All during his career Prince was a workaholic. His work ethic was the thing of legend. I can remember hearing him interviewed in the early 90s and he was talking about how much stuff he had in the “vaults.” He had jammed with Miles Davis, “those tapes were in the vaults.” He said the best of the Revolution, his “Purple Rain” era band “was still in the vaults.” Unfortunately he passed away before he could curate this vast amount of material he left in his archives. Now I sporadically read about all the people who were related or pretending to be related to Prince suing each other over his massive estate. To me the biggest part of that estate is all those tapes down in the archives.
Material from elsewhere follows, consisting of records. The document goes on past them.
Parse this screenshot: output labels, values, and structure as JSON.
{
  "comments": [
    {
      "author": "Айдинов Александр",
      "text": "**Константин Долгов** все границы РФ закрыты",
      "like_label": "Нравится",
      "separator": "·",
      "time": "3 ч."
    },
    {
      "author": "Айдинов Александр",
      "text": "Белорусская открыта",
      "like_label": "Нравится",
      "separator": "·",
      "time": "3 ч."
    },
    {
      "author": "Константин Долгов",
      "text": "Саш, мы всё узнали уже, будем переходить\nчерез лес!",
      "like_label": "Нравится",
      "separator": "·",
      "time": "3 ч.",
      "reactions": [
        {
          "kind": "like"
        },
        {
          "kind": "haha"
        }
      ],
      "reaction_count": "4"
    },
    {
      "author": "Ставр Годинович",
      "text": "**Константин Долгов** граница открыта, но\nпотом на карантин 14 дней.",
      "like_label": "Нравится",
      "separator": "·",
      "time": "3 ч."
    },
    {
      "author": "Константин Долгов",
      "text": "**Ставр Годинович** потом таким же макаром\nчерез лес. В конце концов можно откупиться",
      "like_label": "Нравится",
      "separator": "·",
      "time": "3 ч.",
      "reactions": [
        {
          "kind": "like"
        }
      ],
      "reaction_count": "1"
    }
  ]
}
Today sees the arrival of his first posthumously released greatest hits package, “Prince4ever”. It collects all the usual hits, although this is the first package I can recall that contains one of his track from the Batman movie, “Batdance.” This is the first release that finally cracks into the vaunted Prince archives. “Moonbeam Levels” is the first song that was unreleased by Prince that his estate has finally released. It was recorded in 1982 during the “1999” sessions and it does sound akin to that time period. There’s also a non-album single, “Gotta Stop Messin’ About” that I’d never heard. That one didn’t impress me.
“Moonbeam Levels” is a decent Prince song, if you like Prince. It does take me back to those “1999” days. It’s a strong vocal over a key board. It’s poppy and catchy. The lyrics are the typically spacey, odd lyrics that he wrote back then. There is no guitar here, which is usually what drew me to Prince’s songs in the first place. There is a touch of guitar at the end but not enough to really draw me in.
This is an interesting peak into the archives but in the end all it does is whet my appetite for more. There’s got to be amazing outtakes down there with that awesome lead guitar. I think it’s going to be an interesting series of archival releases, perhaps greater even than the Bob Dylan Bootleg Series.
I can’t say I recommend “Moonbeam Levels” to anybody but the true Prince fans out there, but it was a big moment that they actually opened the archives and I felt compelled to comment. Fingers crossed for more to come!